Thursday, April 13, 2017

Ralph Waldo Emerson, one of America’s greatest thinkers in the 19th century, proclaimed “The earth laughs in flowers.” It is entirely possible to believe that when you wander the Dunn in April. The new blooms announce their delight with an unencumbered joy. Unlike the rest of us rain weary citizens they pop up fresh after a shower.

As I wander the grounds I am amused by the effect that the ephemeral blooms have on my disposition. They turn me, a regular in the Gardens, into a visitor, arresting my travels with ease. I stop often to draw breath at some new, unexpected and proud beauty - like the common Bergenia ‘Eric Smith’ thrusting its bright pink blooms in the air looking like Cinderella dressed for the ball.

The camellias have joined the visual chorus that marks April. Camellia japonica ‘Tama Ikoi’ is also springing pink – with a promise of a clean finish. Shake this sweetheart at the end of the blooming period and the petals jump off clean. On the ground, in the bass section of the April chorus, if you will, is Hacquetia epipactis. It is a small yellow flower in he shade of the Woodland Trail that starts off a stark, acid yellow and ages to a charming chartreuse - two for the price of one. How is that for horticultural generosity?

Mostly the blooms are so delightful they take your heart as intensely as a true love and prevent you from seeing much else. The pictured Trillium ovatum pulled this trick with ease. There it was in my visual frame, offset by foliage and daffodils looking glorious.  The wire hoop in the front that jangles the eye was invisible at that moment the picture was taken.
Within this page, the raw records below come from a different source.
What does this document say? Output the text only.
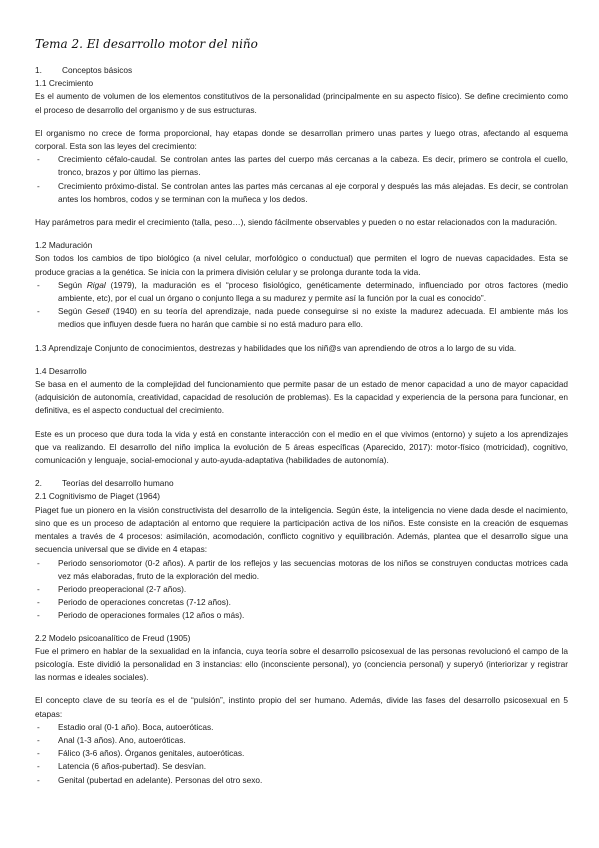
Tema 2. El desarrollo motor del niño
1.	Conceptos básicos
1.1 Crecimiento

Es el aumento de volumen de los elementos constitutivos de la personalidad (principalmente en su aspecto físico). Se define crecimiento como el proceso de desarrollo del organismo y de sus estructuras.

El organismo no crece de forma proporcional, hay etapas donde se desarrollan primero unas partes y luego otras, afectando al esquema corporal. Esta son las leyes del crecimiento:

- Crecimiento céfalo-caudal. Se controlan antes las partes del cuerpo más cercanas a la cabeza. Es decir, primero se controla el cuello, tronco, brazos y por último las piernas.
- Crecimiento próximo-distal. Se controlan antes las partes más cercanas al eje corporal y después las más alejadas. Es decir, se controlan antes los hombros, codos y se terminan con la muñeca y los dedos.

Hay parámetros para medir el crecimiento (talla, peso…), siendo fácilmente observables y pueden o no estar relacionados con la maduración.

1.2 Maduración

Son todos los cambios de tipo biológico (a nivel celular, morfológico o conductual) que permiten el logro de nuevas capacidades. Esta se produce gracias a la genética. Se inicia con la primera división celular y se prolonga durante toda la vida.

- Según Rigal (1979), la maduración es el “proceso fisiológico, genéticamente determinado, influenciado por otros factores (medio ambiente, etc), por el cual un órgano o conjunto llega a su madurez y permite así la función por la cual es conocido”.
- Según Gesell (1940) en su teoría del aprendizaje, nada puede conseguirse si no existe la madurez adecuada. El ambiente más los medios que influyen desde fuera no harán que cambie si no está maduro para ello.

1.3 Aprendizaje Conjunto de conocimientos, destrezas y habilidades que los niñ@s van aprendiendo de otros a lo largo de su vida.

1.4 Desarrollo

Se basa en el aumento de la complejidad del funcionamiento que permite pasar de un estado de menor capacidad a uno de mayor capacidad (adquisición de autonomía, creatividad, capacidad de resolución de problemas). Es la capacidad y experiencia de la persona para funcionar, en definitiva, es el aspecto conductual del crecimiento.

Este es un proceso que dura toda la vida y está en constante interacción con el medio en el que vivimos (entorno) y sujeto a los aprendizajes que va realizando. El desarrollo del niño implica la evolución de 5 áreas específicas (Aparecido, 2017): motor-físico (motricidad), cognitivo, comunicación y lenguaje, social-emocional y auto-ayuda-adaptativa (habilidades de autonomía).

2.	Teorías del desarrollo humano
2.1 Cognitivismo de Piaget (1964)

Piaget fue un pionero en la visión constructivista del desarrollo de la inteligencia. Según éste, la inteligencia no viene dada desde el nacimiento, sino que es un proceso de adaptación al entorno que requiere la participación activa de los niños. Este consiste en la creación de esquemas mentales a través de 4 procesos: asimilación, acomodación, conflicto cognitivo y equilibración. Además, plantea que el desarrollo sigue una secuencia universal que se divide en 4 etapas:

- Periodo sensoriomotor (0-2 años). A partir de los reflejos y las secuencias motoras de los niños se construyen conductas motrices cada vez más elaboradas, fruto de la exploración del medio.
- Periodo preoperacional (2-7 años).
- Periodo de operaciones concretas (7-12 años).
- Periodo de operaciones formales (12 años o más).
2.2 Modelo psicoanalítico de Freud (1905)

Fue el primero en hablar de la sexualidad en la infancia, cuya teoría sobre el desarrollo psicosexual de las personas revolucionó el campo de la psicología. Este dividió la personalidad en 3 instancias: ello (inconsciente personal), yo (conciencia personal) y superyó (interiorizar y registrar las normas e ideales sociales).

El concepto clave de su teoría es el de “pulsión”, instinto propio del ser humano. Además, divide las fases del desarrollo psicosexual en 5 etapas:

- Estadio oral (0-1 año). Boca, autoeróticas.
- Anal (1-3 años). Ano, autoeróticas.
- Fálico (3-6 años). Órganos genitales, autoeróticas.
- Latencia (6 años-pubertad). Se desvían.
- Genital (pubertad en adelante). Personas del otro sexo.
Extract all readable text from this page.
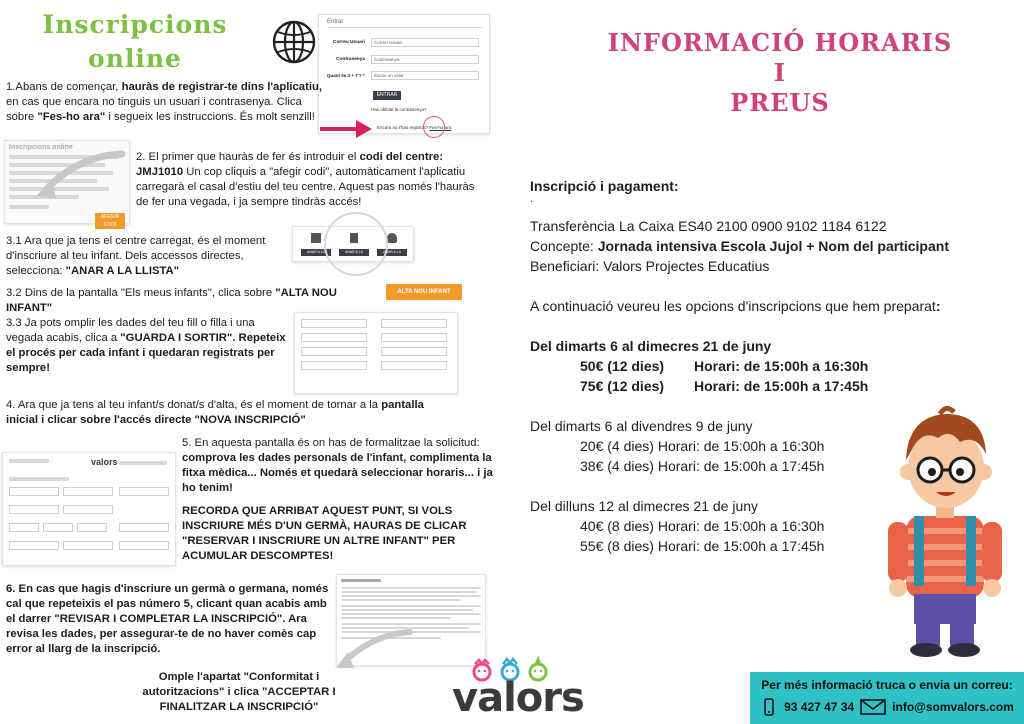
Inscripcions
online
Entrar
Correu Usuari Correu Usuari
Contrasenya Contrasenya
Quant és 3 + 7 ? * Escriu un valor
ENTRAR
Has oblidat la contrasenya?
Encara no t'has registrat? Fes-ho ara
1.Abans de començar, hauràs de registrar-te dins l'aplicatiu, en cas que encara no tinguis un usuari i contrasenya. Clica sobre "Fes-ho ara" i segueix les instruccions. És molt senzill!
Inscripcions online
AFEGIR CODI
2. El primer que hauràs de fer és introduir el codi del centre: JMJ1010 Un cop cliquis a "afegir codi", automàticament l'aplicatiu carregarà el casal d'estiu del teu centre. Aquest pas només l'hauràs de fer una vegada, i ja sempre tindràs accés!
ANAR A LA LLISTA
ANAR A LA LLISTA
ANAR A LA LLISTA
3.1 Ara que ja tens el centre carregat, és el moment d'inscriure al teu infant. Dels accessos directes, selecciona: "ANAR A LA LLISTA"
3.2 Dins de la pantalla "Els meus infants", clica sobre "ALTA NOU INFANT"
ALTA NOU INFANT
3.3 Ja pots omplir les dades del teu fill o filla i una vegada acabis, clica a "GUARDA I SORTIR". Repeteix el procés per cada infant i quedaran registrats per sempre!
4. Ara que ja tens al teu infant/s donat/s d'alta, és el moment de tornar a la pantalla inicial i clicar sobre l'accés directe "NOVA INSCRIPCIÓ"
valors
5. En aquesta pantalla és on has de formalitzae la solicitud: comprova les dades personals de l'infant, complimenta la fitxa mèdica... Només et quedarà seleccionar horaris... i ja ho tenim!
RECORDA QUE ARRIBAT AQUEST PUNT, SI VOLS INSCRIURE MÉS D'UN GERMÀ, HAURAS DE CLICAR "RESERVAR I INSCRIURE UN ALTRE INFANT" PER ACUMULAR DESCOMPTES!
6. En cas que hagis d'inscriure un germà o germana, només cal que repeteixis el pas número 5, clicant quan acabis amb el darrer "REVISAR I COMPLETAR LA INSCRIPCIÓ". Ara revisa les dades, per assegurar-te de no haver comès cap error al llarg de la inscripció.
Omple l'apartat "Conformitat i autoritzacions" i clica "ACCEPTAR I FINALITZAR LA INSCRIPCIÓ"	valors
INFORMACIÓ HORARIS I
PREUS
Inscripció i pagament:
.
Transferència La Caixa ES40 2100 0900 9102 1184 6122
Concepte: Jornada intensiva Escola Jujol + Nom del participant
Beneficiari: Valors Projectes Educatius
A continuació veureu les opcions d'inscripcions que hem preparat:
Del dimarts 6 al dimecres 21 de juny
50€ (12 dies) Horari: de 15:00h a 16:30h
75€ (12 dies) Horari: de 15:00h a 17:45h
Del dimarts 6 al divendres 9 de juny
20€ (4 dies) Horari: de 15:00h a 16:30h
38€ (4 dies) Horari: de 15:00h a 17:45h
Del dilluns 12 al dimecres 21 de juny
40€ (8 dies) Horari: de 15:00h a 16:30h
55€ (8 dies) Horari: de 15:00h a 17:45h
Per més informació truca o envia un correu:
93 427 47 34	info@somvalors.com
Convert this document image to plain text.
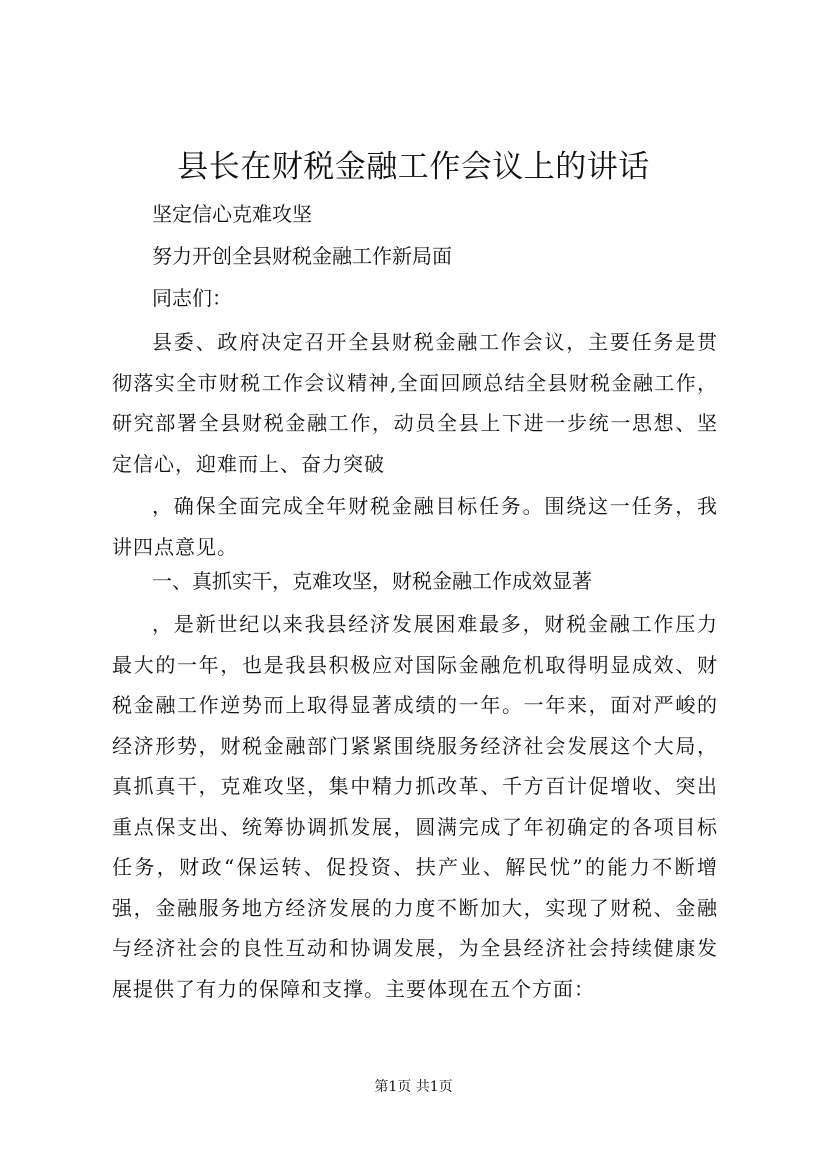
县长在财税金融工作会议上的讲话

坚定信心克难攻坚

努力开创全县财税金融工作新局面

同志们：

县委、政府决定召开全县财税金融工作会议，主要任务是贯彻落实全市财税工作会议精神,全面回顾总结全县财税金融工作，研究部署全县财税金融工作，动员全县上下进一步统一思想、坚定信心，迎难而上、奋力突破

，确保全面完成全年财税金融目标任务。围绕这一任务，我讲四点意见。

一、真抓实干，克难攻坚，财税金融工作成效显著

，是新世纪以来我县经济发展困难最多，财税金融工作压力最大的一年，也是我县积极应对国际金融危机取得明显成效、财税金融工作逆势而上取得显著成绩的一年。一年来，面对严峻的经济形势，财税金融部门紧紧围绕服务经济社会发展这个大局，真抓真干，克难攻坚，集中精力抓改革、千方百计促增收、突出重点保支出、统筹协调抓发展，圆满完成了年初确定的各项目标任务，财政“保运转、促投资、扶产业、解民忧”的能力不断增强，金融服务地方经济发展的力度不断加大，实现了财税、金融与经济社会的良性互动和协调发展，为全县经济社会持续健康发展提供了有力的保障和支撑。主要体现在五个方面：

第1页 共1页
The earth may laugh in flowers but as I looked at the resulting image the flowers were laughing at me and rejoicing in their ability to render me incompetent with a camera.

Still, if the earth laughs in flowers, birds surely sing among them. At a recent bird watching class with naturalist, Woody Wheeler, 23 different species were identified in the Gardens, among them a Song Sparrow. This bird was busy declaring his ownership of his territory and likely working on attracting a mate. Fortunately, it does not take particular skills to recognize how happy the birds are. All it takes is a quiet stand among the blooms to hear their joy. (For those particularly interested in the birds identified check out the list.) 

Coming up soon, Sunday, April 23rd, is an opportunity to see the small part of the Earth called Dunn Gardens laughing in flowers, not to mention hearing the birds singing as well. From 2-4 pm visitors are invited to wander the grounds and enjoy the blooms. In  particular, the rhododendrons will be in full glory. Come and let yourself laugh with the flowers and perhaps sing with the birds. Everyone will understand if you do.